New Relic helps MLBAM come through in the clutch
With New Relic helping MLBAM identify the sources of performance issues, the company continues to reduce its mean time to resolution (MTTR) and improve the customer experience. “It raises the bar in many ways, including how our teams collaborate and the ability to resolve incidents in real time,” says Curtis. “We’re often able to realize these types of issues before they’ve had any adverse effect on our customers. We can route [users] around a problem until the root cause has been addressed.”
“The a-ha moment was really when a developer can see what's going on, diagnose what the actual issue is, and be able to remediate it and restore it, Villoslada says. Just as important, “It just makes for a better overall product.”

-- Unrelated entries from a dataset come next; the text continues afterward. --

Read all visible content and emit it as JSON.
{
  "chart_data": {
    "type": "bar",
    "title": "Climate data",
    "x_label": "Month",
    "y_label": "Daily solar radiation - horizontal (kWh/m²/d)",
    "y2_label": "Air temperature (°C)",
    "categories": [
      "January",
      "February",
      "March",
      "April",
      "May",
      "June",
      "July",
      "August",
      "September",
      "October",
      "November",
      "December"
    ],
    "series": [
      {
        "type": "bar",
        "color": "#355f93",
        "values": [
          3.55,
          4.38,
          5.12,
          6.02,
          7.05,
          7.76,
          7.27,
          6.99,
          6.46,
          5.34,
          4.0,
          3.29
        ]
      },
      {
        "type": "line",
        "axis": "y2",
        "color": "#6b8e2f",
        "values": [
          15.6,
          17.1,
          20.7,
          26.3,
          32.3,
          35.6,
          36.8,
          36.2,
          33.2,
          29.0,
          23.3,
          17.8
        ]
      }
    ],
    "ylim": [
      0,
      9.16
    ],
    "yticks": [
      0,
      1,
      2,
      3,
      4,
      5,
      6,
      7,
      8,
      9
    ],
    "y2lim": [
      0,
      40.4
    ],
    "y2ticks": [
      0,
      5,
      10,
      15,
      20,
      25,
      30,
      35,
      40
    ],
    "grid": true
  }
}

Critically, “New Relic makes it easier for us to accurately plan and prepare for big events,” says Curtis. “Using load testing, we can see and understand the influx of traffic and the effect of users coming through the system.”
“The earlier we can find out there’s an issue, the better our ability is to preserve the customer experience. In our business, we're competing against the biggest and best platforms in the world, so you have to provide the best customer experience.”

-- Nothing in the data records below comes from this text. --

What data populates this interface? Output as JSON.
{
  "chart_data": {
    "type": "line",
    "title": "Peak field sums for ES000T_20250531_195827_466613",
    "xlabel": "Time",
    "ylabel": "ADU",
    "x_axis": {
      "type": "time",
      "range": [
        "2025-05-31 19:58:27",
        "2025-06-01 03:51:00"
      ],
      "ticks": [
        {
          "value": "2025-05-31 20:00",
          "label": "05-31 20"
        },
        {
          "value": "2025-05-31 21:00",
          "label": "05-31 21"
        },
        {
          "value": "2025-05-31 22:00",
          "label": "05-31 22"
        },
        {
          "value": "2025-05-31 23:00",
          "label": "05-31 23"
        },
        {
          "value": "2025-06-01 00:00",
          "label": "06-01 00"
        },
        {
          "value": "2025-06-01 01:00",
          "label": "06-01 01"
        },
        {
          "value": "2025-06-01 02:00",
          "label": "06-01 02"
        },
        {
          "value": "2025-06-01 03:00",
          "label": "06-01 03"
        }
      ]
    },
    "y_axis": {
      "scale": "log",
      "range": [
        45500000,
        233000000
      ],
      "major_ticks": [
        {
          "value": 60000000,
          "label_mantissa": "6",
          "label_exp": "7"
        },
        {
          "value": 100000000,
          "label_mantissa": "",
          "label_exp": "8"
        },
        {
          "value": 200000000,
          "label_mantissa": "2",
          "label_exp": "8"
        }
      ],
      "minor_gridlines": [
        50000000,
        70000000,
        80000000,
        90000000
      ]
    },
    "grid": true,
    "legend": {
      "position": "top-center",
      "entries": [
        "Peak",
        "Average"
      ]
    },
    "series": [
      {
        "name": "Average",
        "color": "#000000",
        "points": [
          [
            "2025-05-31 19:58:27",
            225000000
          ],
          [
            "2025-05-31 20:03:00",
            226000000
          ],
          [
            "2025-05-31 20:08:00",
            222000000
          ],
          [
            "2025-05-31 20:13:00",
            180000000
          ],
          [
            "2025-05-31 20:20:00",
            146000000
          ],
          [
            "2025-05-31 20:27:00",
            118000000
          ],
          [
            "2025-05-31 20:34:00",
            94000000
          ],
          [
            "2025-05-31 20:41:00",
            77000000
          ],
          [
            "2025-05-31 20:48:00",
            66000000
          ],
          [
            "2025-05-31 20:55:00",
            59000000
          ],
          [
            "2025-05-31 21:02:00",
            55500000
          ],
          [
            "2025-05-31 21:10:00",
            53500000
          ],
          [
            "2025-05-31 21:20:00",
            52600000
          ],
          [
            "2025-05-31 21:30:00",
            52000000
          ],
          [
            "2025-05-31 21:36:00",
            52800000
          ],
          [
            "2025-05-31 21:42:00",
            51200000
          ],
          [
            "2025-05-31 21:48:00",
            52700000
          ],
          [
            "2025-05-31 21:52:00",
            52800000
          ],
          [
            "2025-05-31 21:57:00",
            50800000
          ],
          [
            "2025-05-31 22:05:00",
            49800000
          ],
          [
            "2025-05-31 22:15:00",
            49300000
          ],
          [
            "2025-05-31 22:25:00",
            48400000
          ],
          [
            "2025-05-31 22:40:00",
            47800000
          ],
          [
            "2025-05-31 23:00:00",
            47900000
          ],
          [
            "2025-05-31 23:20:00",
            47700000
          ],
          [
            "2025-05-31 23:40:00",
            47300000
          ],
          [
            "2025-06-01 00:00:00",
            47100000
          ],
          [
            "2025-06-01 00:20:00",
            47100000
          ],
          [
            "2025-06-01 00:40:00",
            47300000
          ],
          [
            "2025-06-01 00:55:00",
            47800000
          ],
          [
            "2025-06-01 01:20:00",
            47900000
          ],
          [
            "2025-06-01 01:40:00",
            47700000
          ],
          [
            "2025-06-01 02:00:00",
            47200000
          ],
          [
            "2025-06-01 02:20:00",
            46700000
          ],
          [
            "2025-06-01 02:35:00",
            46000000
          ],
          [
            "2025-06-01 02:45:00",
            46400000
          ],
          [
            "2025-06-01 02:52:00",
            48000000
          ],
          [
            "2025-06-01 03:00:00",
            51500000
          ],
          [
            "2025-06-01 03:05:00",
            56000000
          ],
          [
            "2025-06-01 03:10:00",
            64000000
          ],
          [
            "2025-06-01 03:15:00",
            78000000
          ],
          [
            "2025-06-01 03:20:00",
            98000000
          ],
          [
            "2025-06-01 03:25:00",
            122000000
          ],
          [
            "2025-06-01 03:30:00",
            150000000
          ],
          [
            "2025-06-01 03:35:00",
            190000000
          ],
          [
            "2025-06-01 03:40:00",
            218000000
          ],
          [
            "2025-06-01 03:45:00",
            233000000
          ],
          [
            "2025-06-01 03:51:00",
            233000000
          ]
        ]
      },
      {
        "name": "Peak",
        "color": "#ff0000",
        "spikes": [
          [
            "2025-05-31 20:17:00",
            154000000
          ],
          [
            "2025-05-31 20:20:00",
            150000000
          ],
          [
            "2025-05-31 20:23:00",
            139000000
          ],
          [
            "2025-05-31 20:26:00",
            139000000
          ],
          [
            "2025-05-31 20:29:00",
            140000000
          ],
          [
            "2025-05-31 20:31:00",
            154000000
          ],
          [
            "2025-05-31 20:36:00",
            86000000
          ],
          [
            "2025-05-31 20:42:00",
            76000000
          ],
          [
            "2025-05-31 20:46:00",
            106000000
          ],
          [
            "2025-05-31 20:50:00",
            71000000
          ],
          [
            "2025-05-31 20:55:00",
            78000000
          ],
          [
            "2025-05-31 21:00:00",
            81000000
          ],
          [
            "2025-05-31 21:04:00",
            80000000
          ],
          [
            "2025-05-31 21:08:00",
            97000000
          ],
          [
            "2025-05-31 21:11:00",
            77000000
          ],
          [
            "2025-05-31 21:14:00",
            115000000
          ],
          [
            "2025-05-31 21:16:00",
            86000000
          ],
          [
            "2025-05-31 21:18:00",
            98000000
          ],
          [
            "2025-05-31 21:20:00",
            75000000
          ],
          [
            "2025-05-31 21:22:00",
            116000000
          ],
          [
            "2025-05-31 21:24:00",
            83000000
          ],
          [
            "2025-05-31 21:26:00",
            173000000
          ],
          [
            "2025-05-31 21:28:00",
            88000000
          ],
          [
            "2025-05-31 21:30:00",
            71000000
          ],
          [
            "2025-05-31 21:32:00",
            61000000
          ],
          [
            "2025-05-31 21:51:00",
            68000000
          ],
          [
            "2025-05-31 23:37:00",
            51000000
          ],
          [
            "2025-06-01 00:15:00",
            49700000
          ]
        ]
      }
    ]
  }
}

MLBAM: fans using New Relic to better serve fans
Joe Inzerillo, executive vice president and chief technology officer at MLBAM, explains that “New Relic helps the organization collect data across the entire ecosystem that allows us to understand how we're doing and how we can make it better. You can’t make something super high quality until you can measure it, and if you can’t measure it, how do you know it’s super high quality?”
“We’re very fortunate to work with passionate folks who are true baseball fans,” concludes Krone. “They eat, live, and breathe our products. New Relic gives them the visibility they need to support their passion and build something fans will truly enjoy.” And to help make sure customers won’t be left in the dark during the most important moments of the big game.